To the extent things were contained this week, that’s how it happened.

That’s the big story, what happened in America.

As to the president, this week he altered his position in the political landscape. Something broke. He is no longer the force he was and no longer lucky. In some new and indelible way his essential nature was revealed.

It got out that faced with protests around the White House, he hid. Or perhaps let the Secret Service, which might have struggled with realistic threat assessment, talk him into going into the White House bunker. (Mr. Trump later said he was simply “inspecting” it.) He tweeted that he was protected by the “most vicious dogs” and “ominous weapons.”
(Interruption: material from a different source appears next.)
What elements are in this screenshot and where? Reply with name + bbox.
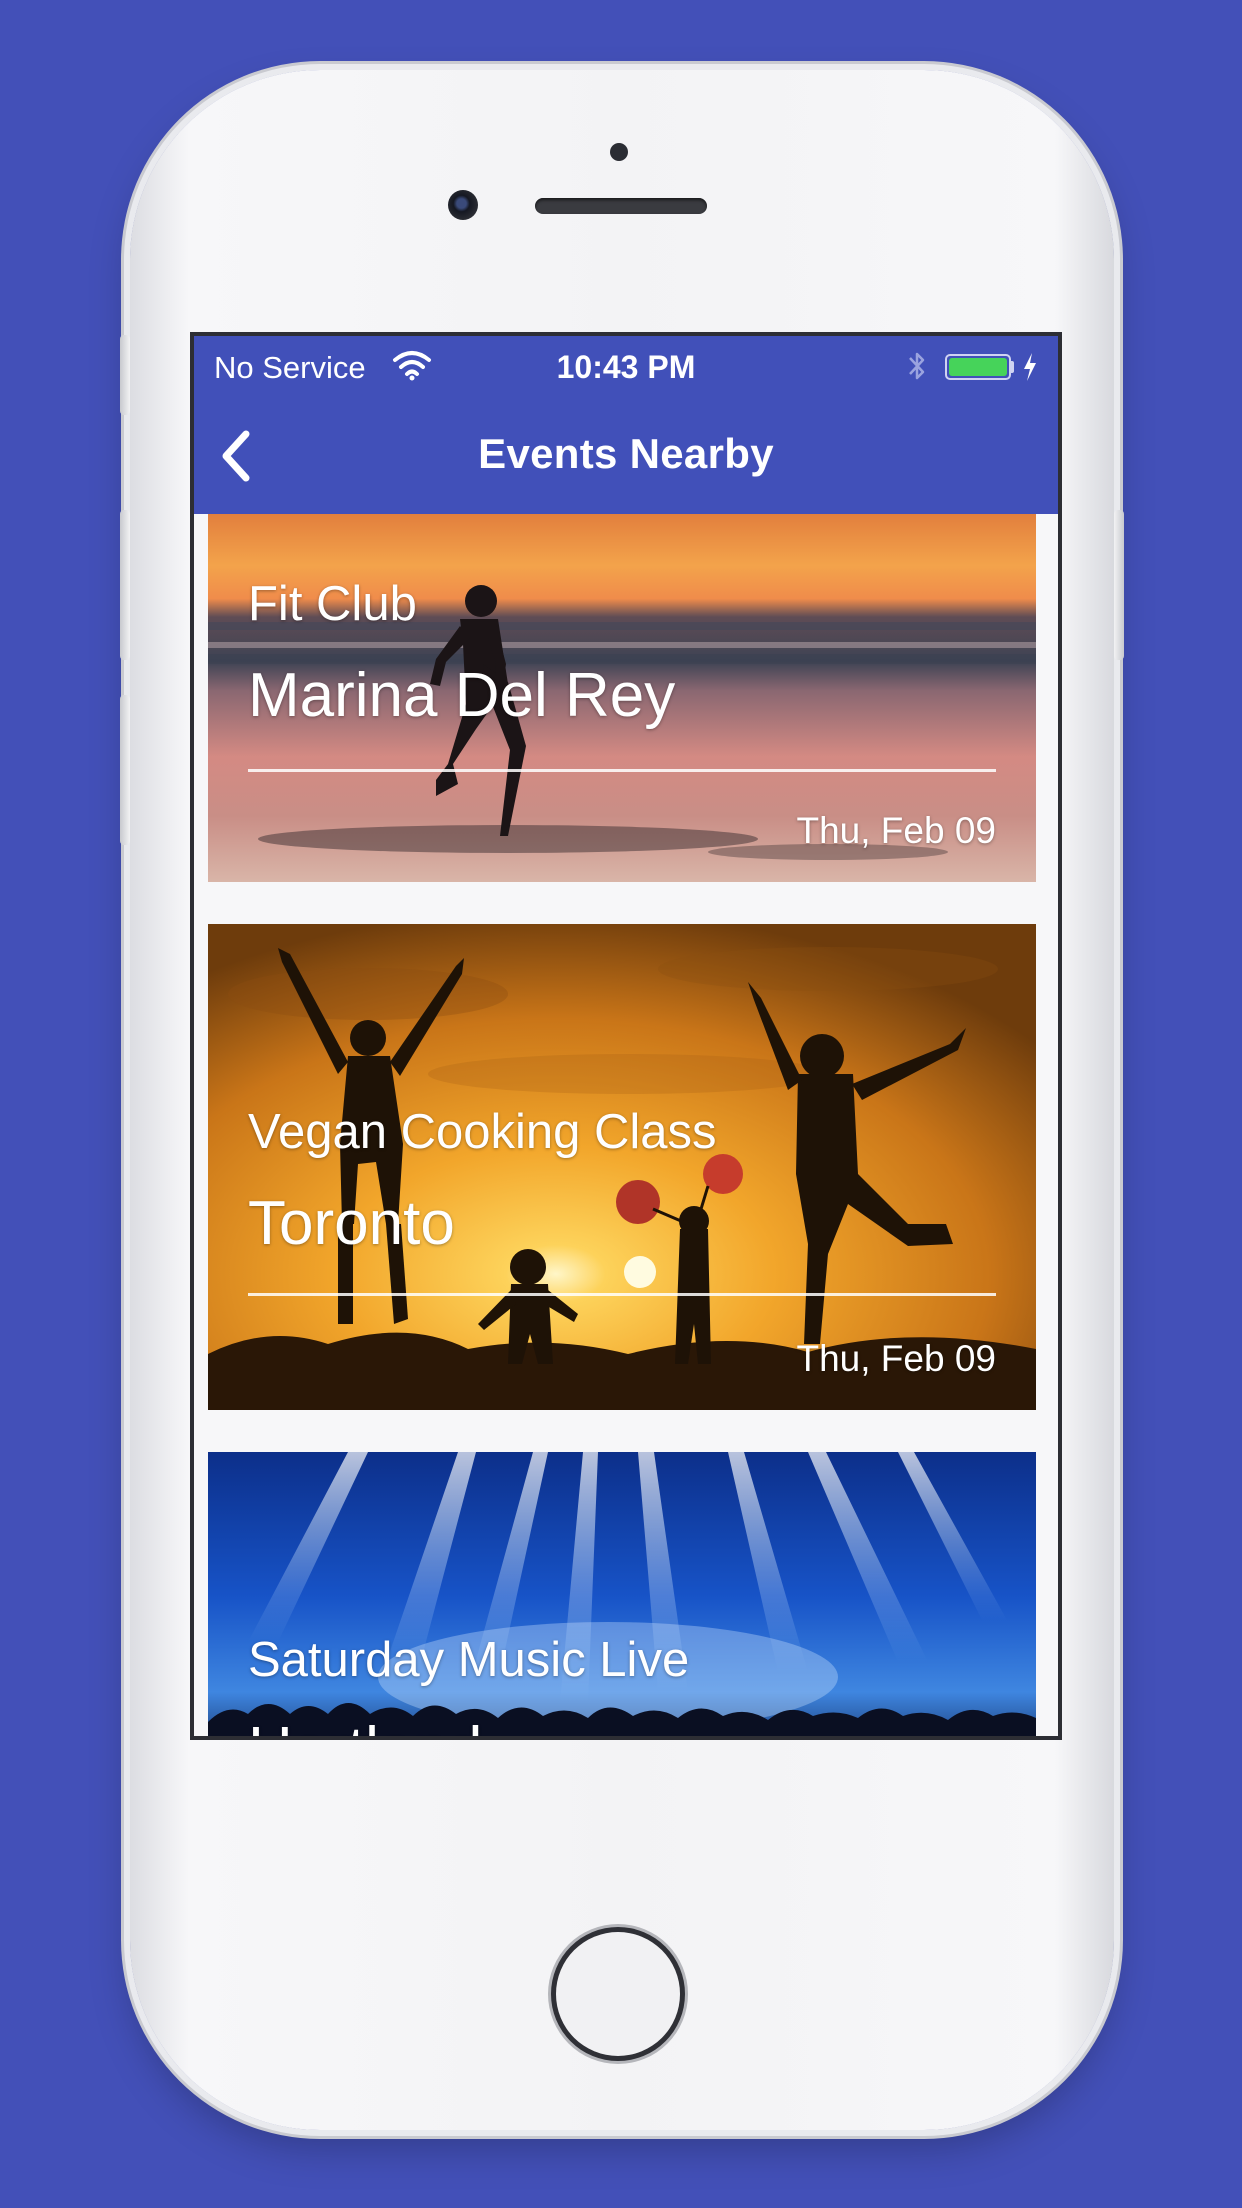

On Monday, he spoke in the Rose Garden. “I will fight to protect you,” he said. “I am your president of law and order.” This was unsubtle, and seemed more aimed at protecting his political prospects than your safety and property.

Then, upset that people might be getting the impression he was a physical coward, he set out to prove he is brave. Protected by a phalanx of police, Secret Service, sharpshooters and what looked like a Praetorian Guard with shields, he marched to St John’s, the church of the presidents. Aides said it was a Churchill moment. And it was just like Churchill during the blitz, if Churchill secretly loved rubble. Upon arrival with his friends, the people who work for him, he brandished a Bible like—who in history?—the devil?

In all this he gave up the game and explicitly patronized his own followers. It was as if he was saying: I’m going to show you how stupid I know you are. I’ll give you crude and gross imagery and you’ll love it because you’re crude and gross people.

And some would love it. But not all. Not most, I think.

He has maxed out his base. He’s got his 40% and will keep it, but it isn’t growing. His polls are down, he has historically high negatives. As for suburban women, they’d crawl over broken husbands to vote him out.

He is proud of his many billionaire friends and think they love him. They don’t. Their support is utterly transactional. They’re embarrassed by him. When they begin to think he won’t be re-elected they will turn, and it will be bloody and on a dime.

This will not end well. With his timing he’d know it. He should give an Oval Office address announcing he’s leaving: “America, you don’t deserve me.” Truer words have never been spoken in that old place. And he won’t be outshone by his successor. Network producers will listen to Mike Pence once and say, “Let’s do ‘Shark Week.’ ” But you know, America could use a shark week.